网页spam相关论文了解

petermao — Sun, 14 Apr 2013 02:08:04 +0000

最近对网页spam有兴趣，找了些论文看看，部分还没看完，做个小结吧，后续再慢慢看，慢慢补充了。
主要内容都是参考里的论文里的。

1 spam基础
那些误导搜索引擎排名的行为或者从搜索引擎中获得不应有的利益的行为都可以称为spam，具体是否为spam取决于搜索引擎的判断标准。

简单来说，那些搜索引擎明文允许进行的或者即使搜索引擎不存在但仍存在的“优化”行为可以认为不是spam。比如一些针对特定client、终端的优化行为不能认为是spam。再比如垃圾网站里贴出的链接，这些链接不应该作为spam，因为这些链接的存在超出了链接目的地的owner的控制，惩罚的应该是垃圾网站本身而不是它指向的链接。
Anything that would still be done if search engines did not exist, or anything that a search engine has given written permission to do.[2]

英文spam据估计在15%左右，也可以按语言、domain等进行区分。中文的估计更高。

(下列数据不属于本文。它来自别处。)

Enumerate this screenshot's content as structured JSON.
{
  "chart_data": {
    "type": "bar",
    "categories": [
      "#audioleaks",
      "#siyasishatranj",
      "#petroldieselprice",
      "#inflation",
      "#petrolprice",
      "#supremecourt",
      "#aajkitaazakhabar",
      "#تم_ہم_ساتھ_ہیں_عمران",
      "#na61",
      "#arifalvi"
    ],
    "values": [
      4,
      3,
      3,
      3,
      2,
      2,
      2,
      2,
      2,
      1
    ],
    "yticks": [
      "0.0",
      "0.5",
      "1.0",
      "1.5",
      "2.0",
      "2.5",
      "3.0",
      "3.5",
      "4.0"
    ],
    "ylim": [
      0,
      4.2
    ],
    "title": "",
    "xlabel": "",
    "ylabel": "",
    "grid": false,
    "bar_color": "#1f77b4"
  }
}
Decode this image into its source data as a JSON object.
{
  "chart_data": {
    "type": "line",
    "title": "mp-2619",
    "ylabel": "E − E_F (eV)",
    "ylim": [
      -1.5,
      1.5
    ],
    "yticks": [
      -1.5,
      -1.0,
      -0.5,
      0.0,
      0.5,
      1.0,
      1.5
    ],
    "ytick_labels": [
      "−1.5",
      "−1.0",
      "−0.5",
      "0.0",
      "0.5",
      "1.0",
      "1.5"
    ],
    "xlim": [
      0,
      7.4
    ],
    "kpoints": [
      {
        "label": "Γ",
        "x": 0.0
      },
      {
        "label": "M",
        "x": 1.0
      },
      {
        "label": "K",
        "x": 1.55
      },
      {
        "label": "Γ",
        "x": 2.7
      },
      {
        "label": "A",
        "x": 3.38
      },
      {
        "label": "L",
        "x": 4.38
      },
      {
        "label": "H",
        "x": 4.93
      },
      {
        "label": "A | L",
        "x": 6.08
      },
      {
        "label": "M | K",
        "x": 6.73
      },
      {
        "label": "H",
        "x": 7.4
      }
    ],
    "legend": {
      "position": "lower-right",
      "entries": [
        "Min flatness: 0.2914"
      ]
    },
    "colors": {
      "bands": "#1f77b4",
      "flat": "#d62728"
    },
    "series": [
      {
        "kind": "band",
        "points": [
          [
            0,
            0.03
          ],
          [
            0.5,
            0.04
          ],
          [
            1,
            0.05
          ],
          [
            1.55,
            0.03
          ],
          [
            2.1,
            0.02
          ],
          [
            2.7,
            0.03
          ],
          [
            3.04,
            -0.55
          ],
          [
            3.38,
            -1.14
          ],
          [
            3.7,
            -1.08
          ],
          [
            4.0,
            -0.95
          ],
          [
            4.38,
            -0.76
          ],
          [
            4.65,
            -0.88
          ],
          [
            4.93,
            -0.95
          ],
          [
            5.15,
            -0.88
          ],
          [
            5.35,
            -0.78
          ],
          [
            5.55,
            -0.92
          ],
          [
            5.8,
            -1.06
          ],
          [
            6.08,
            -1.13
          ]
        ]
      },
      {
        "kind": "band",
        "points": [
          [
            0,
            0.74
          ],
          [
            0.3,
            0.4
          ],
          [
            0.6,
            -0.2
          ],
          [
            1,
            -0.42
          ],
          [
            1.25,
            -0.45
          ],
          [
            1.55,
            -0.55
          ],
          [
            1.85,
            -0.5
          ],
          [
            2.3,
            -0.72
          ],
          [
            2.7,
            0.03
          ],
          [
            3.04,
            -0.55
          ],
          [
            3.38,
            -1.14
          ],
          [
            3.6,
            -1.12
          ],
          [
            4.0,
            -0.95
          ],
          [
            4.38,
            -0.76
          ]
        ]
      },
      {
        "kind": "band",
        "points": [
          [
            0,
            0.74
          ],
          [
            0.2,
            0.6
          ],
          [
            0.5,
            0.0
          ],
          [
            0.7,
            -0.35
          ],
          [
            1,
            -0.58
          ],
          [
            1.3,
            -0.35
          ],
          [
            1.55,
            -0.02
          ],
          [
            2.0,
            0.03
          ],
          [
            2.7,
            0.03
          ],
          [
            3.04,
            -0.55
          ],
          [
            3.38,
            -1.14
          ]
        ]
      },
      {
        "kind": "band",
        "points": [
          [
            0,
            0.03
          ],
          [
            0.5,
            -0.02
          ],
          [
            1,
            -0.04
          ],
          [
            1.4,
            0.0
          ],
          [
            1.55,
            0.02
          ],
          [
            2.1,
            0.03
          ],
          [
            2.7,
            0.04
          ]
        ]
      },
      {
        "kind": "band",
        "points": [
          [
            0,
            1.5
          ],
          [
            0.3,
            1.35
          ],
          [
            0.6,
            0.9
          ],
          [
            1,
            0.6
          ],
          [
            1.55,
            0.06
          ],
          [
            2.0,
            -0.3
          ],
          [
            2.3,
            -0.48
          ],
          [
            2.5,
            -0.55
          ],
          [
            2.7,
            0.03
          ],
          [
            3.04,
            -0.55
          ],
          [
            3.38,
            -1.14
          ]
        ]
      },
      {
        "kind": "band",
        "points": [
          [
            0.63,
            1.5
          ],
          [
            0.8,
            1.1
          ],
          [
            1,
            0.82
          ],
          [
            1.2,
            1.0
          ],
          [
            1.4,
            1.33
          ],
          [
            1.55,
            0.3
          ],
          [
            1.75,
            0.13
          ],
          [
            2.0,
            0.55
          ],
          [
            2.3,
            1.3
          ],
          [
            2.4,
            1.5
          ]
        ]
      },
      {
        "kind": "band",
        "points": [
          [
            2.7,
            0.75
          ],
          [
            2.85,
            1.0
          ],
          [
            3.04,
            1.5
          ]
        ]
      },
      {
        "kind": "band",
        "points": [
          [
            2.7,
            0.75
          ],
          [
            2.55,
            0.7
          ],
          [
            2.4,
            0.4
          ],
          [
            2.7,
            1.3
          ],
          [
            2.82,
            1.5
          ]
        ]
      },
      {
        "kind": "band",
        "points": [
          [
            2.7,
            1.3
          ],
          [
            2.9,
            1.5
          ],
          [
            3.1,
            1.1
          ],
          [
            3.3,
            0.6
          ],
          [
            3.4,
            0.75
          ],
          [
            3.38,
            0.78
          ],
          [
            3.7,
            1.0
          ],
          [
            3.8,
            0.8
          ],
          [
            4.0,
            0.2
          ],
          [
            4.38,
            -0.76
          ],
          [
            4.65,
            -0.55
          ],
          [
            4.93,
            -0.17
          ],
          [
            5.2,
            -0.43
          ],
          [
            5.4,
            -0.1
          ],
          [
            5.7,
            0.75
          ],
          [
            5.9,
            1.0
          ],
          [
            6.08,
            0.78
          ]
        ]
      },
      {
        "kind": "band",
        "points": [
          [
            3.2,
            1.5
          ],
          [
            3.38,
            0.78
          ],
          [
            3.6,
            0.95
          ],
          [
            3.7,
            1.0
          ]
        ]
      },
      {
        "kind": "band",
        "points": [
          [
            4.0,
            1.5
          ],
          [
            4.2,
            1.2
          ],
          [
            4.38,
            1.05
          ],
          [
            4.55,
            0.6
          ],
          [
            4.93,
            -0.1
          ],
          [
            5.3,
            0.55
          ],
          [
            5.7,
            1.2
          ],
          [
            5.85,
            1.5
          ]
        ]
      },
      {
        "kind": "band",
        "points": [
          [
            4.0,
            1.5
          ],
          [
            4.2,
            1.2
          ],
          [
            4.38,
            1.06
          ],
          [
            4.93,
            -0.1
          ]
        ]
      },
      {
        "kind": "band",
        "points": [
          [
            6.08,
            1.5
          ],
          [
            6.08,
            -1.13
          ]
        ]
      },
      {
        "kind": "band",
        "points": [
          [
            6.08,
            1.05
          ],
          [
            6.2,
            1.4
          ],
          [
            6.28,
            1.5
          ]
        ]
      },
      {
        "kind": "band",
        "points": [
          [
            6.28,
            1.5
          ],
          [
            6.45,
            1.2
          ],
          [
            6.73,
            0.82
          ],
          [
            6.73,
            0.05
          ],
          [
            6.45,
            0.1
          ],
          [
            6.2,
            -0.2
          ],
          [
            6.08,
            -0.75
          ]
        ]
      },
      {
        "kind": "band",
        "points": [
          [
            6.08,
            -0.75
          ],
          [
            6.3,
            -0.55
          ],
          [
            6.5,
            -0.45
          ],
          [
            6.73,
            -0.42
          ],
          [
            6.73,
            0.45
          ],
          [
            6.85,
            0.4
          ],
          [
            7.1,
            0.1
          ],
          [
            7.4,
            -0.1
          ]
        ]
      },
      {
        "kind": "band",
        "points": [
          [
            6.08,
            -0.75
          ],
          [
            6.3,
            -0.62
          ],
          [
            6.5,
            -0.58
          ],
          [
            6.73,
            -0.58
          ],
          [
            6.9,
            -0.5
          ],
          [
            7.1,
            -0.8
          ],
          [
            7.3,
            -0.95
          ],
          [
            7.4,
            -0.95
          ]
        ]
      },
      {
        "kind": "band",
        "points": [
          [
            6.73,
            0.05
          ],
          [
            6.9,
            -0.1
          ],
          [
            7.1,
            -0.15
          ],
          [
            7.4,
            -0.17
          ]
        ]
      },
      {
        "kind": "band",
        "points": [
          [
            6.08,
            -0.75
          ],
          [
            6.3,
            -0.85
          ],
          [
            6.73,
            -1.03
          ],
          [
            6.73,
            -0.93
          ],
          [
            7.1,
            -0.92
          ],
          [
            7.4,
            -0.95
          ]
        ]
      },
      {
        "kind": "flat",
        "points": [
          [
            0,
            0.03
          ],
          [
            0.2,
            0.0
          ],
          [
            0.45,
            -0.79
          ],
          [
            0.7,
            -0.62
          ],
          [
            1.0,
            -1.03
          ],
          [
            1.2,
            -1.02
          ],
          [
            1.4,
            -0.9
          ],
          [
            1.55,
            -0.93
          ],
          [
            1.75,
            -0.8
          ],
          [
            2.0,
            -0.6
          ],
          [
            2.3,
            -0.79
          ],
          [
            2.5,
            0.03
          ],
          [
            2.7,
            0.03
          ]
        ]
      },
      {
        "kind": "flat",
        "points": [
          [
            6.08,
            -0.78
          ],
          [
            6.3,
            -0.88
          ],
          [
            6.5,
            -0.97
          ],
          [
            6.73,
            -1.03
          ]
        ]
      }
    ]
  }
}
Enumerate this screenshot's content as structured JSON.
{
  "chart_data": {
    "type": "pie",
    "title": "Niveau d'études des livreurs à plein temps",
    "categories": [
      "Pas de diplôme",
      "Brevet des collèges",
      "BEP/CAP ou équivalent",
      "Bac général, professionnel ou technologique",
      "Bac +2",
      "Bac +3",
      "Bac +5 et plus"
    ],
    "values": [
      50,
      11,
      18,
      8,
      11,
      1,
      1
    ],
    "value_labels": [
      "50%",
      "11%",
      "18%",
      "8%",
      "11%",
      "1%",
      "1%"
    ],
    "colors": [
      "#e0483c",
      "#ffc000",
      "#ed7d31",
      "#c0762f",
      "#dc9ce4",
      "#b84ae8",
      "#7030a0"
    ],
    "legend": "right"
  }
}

产生spam的主要原因是一方面搜索引擎是web的入口，另一方面搜索引擎按page的质量进行排序，用户只关注top10的点击，这些点击带来了相当多的流量，spam的目的就是排在前面，以获得更好的流量。

spam的主要危害如下：
影响用户体验；
浪费资源；
对好网站不公平；

2 相关理论模型
所有rank相关的模型都涉及了，有些还没来得及细细研究。

tf-idf = sum(tf(t)*idf(t)) t是查询query与文档term的交集
tf: 单词占文章的百分比
idf: 单词在所有文档集合中的出现频率百分比的倒数
因为web的页面内容web owner可以随意修改，idf是全局的，一般认为spam没法控制，因此spam主要针对tf

VSM：
将文档document与查询query表示成term权重的向量，计算文档与查询的相似度以进行排序<余弦距离是常用的方法>

pagerank：
使用入链信息来打分
the importance of a certain page inﬂuences and is being inﬂuenced by the
importance of some other pages.

hits：
使用入链与出链信息来打分<分别对应authority与hub得分>
According to the circular deﬁnition of HITS, important hub pages are those that point to many important authority pages,while important authority pages are those pointed to by many hubs.
spam通过影响出链信息，再影响入链信息。

browserrank

query-click

rank factor：
前面的hits、pagerank等也是排序因子，按照[3]，排序因子主要可以分为 on the page factor + off the page factor。
具体可以参考[3]，对了解spam的产生原因有帮助。

评价标准：
查准率
查全率

3 分类
host/domain name spam:
购买过期域名、host堆积<比如一个domain下N多个子host，这些子host的前缀通常是随机的数字或者常用的term>，某些热门关键词的domain<比如由热门词汇组成很长的domain，中间以-等分隔>

content spam：
位置：web页面中的任何一个位置都可以。常用的比如title meta body anchor<针对指向的page> url。
策略主要可以分为重复(repeat)与隐藏(hide)。
重复: 单个单词重复(Repetition)
大量词汇堆砌(Dumping)
穿插(Weaving)：拷贝一篇好的页面，再在里面穿插些spam词汇或者链接
短语堆积(Phrase stitching):从不同的文章里抽取些词汇再汇总
链接堆积
隐藏：背景色与文本色一样的文本/链接
可视化属性设置为false
使用脚本生成文本与链接
通过img的点击指向新链接
size特别短小的文本<用户不可见>

link spam：
位置：出链(outlink)与入链(inlink)
出链：克隆好的导航网站/目录(open dir clone)，比如国外的dmoz.org、http://dir.yahoo.com等，国内的hao123等
入链：链接农场(link farm)：一堆链接的指向复杂度超出了阈值
蜜罐(honey pot)：从别的网站里拷贝的一些好页面，里面包含了一些spam链接；open dir clone也可放入此类。
在一些权威网站里贴垃圾链接(insert link at dir)
在一些open的平台里帖链接，比如blog、wiki、social site、留言板
友情链接交换(link exchange)
购买过期的域名(expired domain)：在购买的废弃域名里张贴大量链接，主要废弃域名的排名会存在一段时间

关于隐藏(hiding)技术与重定向(redirect)技术：
有的论文将隐藏技术与重定向技术作为单独的一类spam技术进行划分。隐藏技术包括基于IP的(搜集特定crawler的IP)与基于HTTP协议头的User Agent(crawler一般会用这个字段标识自身)，另外前面所讲的基于内容的隐藏技术也划分到此类。重定向技术包括http协议重定向、meta重定向与JS重定向。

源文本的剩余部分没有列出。